As much as I admire that, the main crux is that I wasn’t very fulfilled by Firewatch. It’s not that I’m not susceptible to a story told in this format – on the contrary, what kept my interest for the duration was how the story was delivered. But its shadow boxing with video gamey elements didn’t amount to anything substantial, and when everything else ends up hinging on the story on offer, the resulting experience sadly feels less than essential. It’s a singular journey that leaves you feeling things and then lingers in your mind, and if you like the idea of Gone Home in a more open environment you should definitely attend. The takeaway from all the successful elements on display here isn’t so much that that Firewatch is amazing – it’s simply that this is what video games can be now. And that’s pretty amazing.
The benefit of a context driven game that adheres more to adventure game rules than to those of your standard gameplay loop driven action romps, is that you feel like anything could happen. You go into this story not knowing for sure what sort of interaction you can expect, and that is very potent.
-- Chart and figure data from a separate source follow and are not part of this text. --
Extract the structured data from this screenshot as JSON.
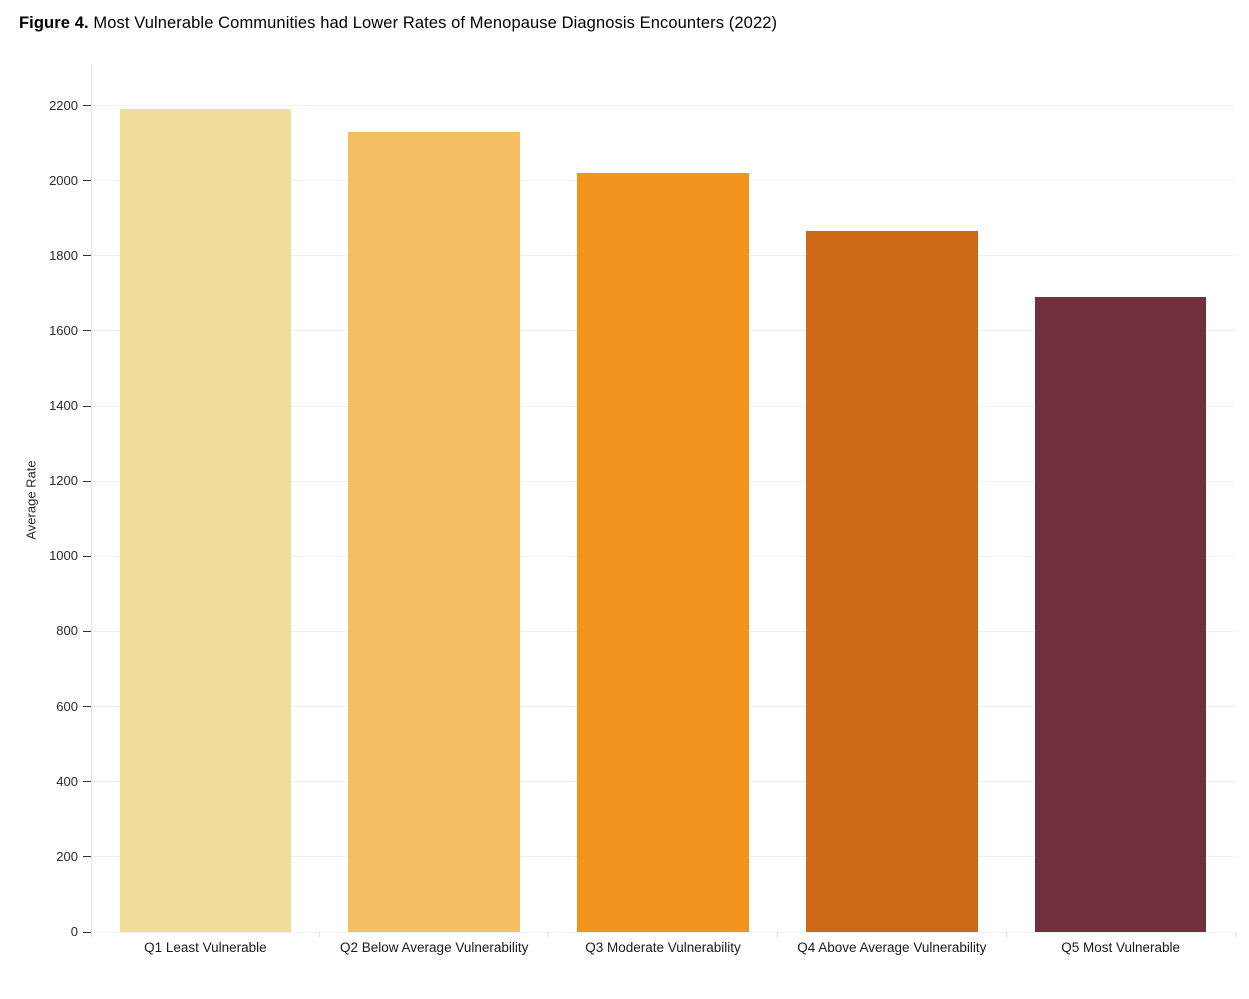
{
  "figure": {
    "title_prefix": "Figure 4.",
    "title_rest": " Most Vulnerable Communities had Lower Rates of Menopause Diagnosis Encounters (2022)"
  },
  "chart_data": {
    "type": "bar",
    "title": "Figure 4. Most Vulnerable Communities had Lower Rates of Menopause Diagnosis Encounters (2022)",
    "categories": [
      "Q1 Least Vulnerable",
      "Q2 Below Average Vulnerability",
      "Q3 Moderate Vulnerability",
      "Q4 Above Average Vulnerability",
      "Q5 Most Vulnerable"
    ],
    "values": [
      2190,
      2130,
      2020,
      1865,
      1690
    ],
    "bar_colors": [
      "#f2de9a",
      "#f4bf62",
      "#f3941e",
      "#cc6816",
      "#722f3e"
    ],
    "xlabel": "",
    "ylabel": "Average Rate",
    "ylim": [
      0,
      2300
    ],
    "yticks": [
      0,
      200,
      400,
      600,
      800,
      1000,
      1200,
      1400,
      1600,
      1800,
      2000,
      2200
    ],
    "grid": "horizontal gridlines on, vertical off",
    "legend": "none",
    "colors": {
      "gridline": "#f0f0f0",
      "axis_line": "#e6e6e6",
      "tick_mark": "#333333",
      "boundary_tick": "#e2e2e2",
      "tick_text": "#2a2a2a",
      "label_text": "#1a1a1a"
    }
  }
}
More than its closest sibling, Gone Home, Firewatch feels modular – like you could attach any style of interaction to it, and it could become anything. This is probably what sets it up to fall, a little bit, because it doesn’t get up to very much at all – you’re left inevitably thinking about the possibilities, and to a degree having to settle for what is there.
So, the opening to Firewatch may be a little too strong for the game’s own good, then – and as you slowly realise the confines of your role in the game world, it’s not without a little disappointment. Nevertheless, it’s still a journey you should consider going on – one of human and flawed characters, compelling mystery, and sobering, bitter sweet realisations.